HARRISBURG — A long-running case about whether a suspended attorney can represent someone during an unemployment compensation appeal is headed toward a final resolution with the state Supreme Court agreeing to take the case.
The case centers around whether the Unemployment Compensation Review Board was justified in refusing to allow Don Bailey, a Harrisburg-area lawyer whose license to practice was suspended for five years in 2013, and Andrew Ostrowski, another suspended attorney, to represent Gary Powell in a 2013 appeal of a denial of unemployment compensation.
In November, a Commonwealth Court ruling remanded the case back to the board, saying that someone doesn’t have to be a lawyer in order to be a representative at such a hearing.
Zachary Zawarski, an attorney who handles unemployment appeals, said that in Pennsylvania, hearings before a UCRB referee are administrative hearings and don’t require a law license in order to represent a claimant.
“In unemployment cases, claimants are allowed to have a non-legal adviser represent them,” he told the Pennsylvania Record. “It's not a requirement that the person representing the claimant be a licensed attorney.”
In a May filing, the UCRB argues that while that is the case, because attorneys are only suspended for cause, the commonwealth has a special interest in protecting the public from them, and that they should be barred from representing claimants. Powell has a deadline of June 27 to file a response, and a hearing date has not yet been set.

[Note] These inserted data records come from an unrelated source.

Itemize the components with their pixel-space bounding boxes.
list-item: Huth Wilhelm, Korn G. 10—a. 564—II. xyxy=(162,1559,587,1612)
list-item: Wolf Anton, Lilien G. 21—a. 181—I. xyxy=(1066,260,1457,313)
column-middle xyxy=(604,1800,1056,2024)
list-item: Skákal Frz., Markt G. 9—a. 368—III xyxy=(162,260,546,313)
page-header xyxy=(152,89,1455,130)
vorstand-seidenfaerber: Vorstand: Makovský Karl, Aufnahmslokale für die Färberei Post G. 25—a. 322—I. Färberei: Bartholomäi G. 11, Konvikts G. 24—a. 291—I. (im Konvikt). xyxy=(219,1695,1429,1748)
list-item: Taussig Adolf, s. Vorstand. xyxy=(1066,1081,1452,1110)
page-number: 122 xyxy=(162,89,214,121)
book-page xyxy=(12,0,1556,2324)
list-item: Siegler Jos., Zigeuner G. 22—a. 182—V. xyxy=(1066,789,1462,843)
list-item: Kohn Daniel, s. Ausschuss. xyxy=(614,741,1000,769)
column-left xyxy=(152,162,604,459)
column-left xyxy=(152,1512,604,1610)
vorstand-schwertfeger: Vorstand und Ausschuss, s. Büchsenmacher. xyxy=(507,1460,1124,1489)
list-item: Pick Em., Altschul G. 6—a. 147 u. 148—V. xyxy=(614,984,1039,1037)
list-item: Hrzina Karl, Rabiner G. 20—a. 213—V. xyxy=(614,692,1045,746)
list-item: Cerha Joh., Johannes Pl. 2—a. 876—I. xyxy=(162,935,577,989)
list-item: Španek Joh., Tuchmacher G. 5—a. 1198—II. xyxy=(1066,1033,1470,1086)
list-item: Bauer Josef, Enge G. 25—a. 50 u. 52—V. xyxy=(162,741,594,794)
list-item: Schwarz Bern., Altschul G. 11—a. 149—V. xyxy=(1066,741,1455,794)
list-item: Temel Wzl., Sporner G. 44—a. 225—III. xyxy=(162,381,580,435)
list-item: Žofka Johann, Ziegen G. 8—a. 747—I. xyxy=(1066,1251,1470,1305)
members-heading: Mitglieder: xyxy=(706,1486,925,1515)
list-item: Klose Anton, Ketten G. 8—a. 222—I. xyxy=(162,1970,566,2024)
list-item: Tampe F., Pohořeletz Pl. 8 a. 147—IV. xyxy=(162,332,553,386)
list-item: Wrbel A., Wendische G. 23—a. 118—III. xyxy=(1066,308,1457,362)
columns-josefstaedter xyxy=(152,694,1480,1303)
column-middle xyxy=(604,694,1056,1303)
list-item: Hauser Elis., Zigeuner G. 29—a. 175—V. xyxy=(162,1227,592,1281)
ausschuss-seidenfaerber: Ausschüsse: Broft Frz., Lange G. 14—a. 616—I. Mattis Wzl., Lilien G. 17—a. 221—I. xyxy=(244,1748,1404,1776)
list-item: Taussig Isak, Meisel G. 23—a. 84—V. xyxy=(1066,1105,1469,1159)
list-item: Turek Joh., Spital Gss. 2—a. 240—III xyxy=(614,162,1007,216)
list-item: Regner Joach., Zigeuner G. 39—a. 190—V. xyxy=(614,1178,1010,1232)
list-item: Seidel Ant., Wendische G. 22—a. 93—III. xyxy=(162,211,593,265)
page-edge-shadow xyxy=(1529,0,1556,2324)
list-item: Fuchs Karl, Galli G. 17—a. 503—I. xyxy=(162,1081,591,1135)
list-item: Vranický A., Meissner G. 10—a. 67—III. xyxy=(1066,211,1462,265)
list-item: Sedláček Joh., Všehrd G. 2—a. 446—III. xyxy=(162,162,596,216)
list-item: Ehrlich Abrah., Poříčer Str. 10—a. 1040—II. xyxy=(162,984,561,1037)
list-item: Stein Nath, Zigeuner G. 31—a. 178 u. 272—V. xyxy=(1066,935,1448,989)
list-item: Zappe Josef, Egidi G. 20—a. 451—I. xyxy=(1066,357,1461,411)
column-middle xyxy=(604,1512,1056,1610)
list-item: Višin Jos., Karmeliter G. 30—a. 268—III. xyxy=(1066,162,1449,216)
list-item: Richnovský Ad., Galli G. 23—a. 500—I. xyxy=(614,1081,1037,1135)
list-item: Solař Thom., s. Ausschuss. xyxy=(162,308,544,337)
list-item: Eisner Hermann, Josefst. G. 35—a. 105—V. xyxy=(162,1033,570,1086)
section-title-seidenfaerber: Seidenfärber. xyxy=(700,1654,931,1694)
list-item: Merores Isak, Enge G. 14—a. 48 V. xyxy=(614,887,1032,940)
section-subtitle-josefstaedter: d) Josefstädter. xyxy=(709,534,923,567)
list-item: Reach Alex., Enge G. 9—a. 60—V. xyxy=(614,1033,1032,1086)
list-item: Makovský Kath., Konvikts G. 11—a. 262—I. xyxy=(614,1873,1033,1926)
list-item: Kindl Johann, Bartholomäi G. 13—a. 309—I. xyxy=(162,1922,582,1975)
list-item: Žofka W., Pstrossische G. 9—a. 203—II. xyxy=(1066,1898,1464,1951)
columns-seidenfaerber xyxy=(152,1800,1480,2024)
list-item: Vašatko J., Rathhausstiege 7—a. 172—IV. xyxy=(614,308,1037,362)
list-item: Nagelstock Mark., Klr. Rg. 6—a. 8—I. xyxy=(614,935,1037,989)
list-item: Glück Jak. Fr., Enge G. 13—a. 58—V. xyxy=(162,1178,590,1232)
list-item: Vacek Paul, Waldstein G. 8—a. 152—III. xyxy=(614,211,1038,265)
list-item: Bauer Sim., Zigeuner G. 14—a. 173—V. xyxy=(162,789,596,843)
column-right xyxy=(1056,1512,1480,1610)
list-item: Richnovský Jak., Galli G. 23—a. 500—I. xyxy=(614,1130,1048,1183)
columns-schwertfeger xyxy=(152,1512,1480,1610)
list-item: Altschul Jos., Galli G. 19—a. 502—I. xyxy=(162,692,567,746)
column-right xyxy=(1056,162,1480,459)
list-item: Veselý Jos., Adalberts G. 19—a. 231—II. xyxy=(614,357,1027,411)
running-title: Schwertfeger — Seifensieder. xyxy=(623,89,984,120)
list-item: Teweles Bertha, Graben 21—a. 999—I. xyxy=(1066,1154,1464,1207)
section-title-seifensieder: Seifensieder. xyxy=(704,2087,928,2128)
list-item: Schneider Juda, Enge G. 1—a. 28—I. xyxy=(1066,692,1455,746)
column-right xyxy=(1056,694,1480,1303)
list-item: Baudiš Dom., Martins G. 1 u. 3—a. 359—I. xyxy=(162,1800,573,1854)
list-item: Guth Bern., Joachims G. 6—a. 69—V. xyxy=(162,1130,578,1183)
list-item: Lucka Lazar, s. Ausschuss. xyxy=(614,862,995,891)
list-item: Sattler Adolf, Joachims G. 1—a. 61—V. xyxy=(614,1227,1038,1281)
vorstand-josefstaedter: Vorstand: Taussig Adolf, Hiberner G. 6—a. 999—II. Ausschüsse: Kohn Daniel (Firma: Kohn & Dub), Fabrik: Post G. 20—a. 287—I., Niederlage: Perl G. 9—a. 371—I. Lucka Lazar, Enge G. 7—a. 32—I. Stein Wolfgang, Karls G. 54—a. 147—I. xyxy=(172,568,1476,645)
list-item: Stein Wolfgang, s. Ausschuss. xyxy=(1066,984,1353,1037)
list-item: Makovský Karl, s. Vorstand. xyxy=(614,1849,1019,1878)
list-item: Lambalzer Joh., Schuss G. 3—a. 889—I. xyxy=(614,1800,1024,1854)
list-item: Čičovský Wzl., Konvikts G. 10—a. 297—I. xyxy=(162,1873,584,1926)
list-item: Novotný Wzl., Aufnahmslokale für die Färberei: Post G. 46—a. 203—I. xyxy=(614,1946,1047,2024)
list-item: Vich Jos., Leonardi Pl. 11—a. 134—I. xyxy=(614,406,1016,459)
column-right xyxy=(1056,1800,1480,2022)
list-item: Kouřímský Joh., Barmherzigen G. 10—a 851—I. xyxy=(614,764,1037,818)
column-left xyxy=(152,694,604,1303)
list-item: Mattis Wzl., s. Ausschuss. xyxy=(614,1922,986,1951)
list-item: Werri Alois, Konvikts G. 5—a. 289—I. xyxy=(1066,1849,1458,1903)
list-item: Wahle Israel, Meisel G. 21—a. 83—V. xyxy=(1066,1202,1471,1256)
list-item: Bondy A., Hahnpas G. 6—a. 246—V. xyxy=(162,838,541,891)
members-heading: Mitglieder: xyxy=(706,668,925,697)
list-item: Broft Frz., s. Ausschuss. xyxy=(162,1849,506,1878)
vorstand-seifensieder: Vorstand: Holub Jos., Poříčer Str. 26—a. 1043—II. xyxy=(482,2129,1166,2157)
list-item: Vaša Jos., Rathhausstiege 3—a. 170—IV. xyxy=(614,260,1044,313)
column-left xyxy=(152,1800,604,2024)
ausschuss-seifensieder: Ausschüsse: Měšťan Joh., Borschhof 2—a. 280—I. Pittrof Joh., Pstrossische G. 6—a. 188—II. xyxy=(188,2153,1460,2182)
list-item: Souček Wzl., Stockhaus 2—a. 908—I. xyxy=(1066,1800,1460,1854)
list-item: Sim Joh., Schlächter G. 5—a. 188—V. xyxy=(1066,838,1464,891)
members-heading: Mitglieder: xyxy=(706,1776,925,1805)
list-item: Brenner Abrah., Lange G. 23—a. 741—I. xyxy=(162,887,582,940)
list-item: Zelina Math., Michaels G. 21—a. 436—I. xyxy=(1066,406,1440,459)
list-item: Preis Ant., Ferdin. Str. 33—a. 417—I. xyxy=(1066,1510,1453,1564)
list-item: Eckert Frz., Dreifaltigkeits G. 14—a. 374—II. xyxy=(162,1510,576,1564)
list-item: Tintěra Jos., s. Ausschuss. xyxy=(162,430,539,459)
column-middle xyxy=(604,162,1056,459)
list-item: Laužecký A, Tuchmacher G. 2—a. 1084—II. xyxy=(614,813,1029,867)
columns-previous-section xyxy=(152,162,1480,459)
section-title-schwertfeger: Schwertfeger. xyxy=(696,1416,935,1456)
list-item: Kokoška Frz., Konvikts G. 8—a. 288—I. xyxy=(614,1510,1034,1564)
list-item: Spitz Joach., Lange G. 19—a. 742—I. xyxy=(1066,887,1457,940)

In cases in which someone is seeking unemployment compensation, the process starts with an application, and then the claimant receives a letter accepting or denying the claim, Zawarski said.
“I represent a lot of individuals at the referee hearing level,” he said.
“When a client sees me, they've typically received a denial of their unemployment claim in the mail, and they're informed they have 15 days to file an appeal. If I feel that there's a valid case and that they should be entitled to unemployment benefits, we submit the appeal, and the case will be scheduled three or four weeks later, where the claimant will be able to present their case as to why they should be entitled to unemployment benefits.”
Zawarski, who was not involved in the Powell case, said the referee hearings aren’t held in an actual courtroom, but that they resemble a court hearing in many ways.
“They generally follow the typical courtroom procedure, where the party with the burden of proof would testify first,” he said.
“After they testify, the other party would have the ability to ask them questions on cross-examination. Once they rest their case, the other party would provide their direct testimony in the matter, and once they're finished with that, the first party has the opportunity to cross examine them.
"Referees often allow the legal representative or the representative from the employer make a closing statement at the end of the hearing. Hearings also follow the rules of evidence, so a party has the opportunity to make objections to certain things, for example, hearsay.”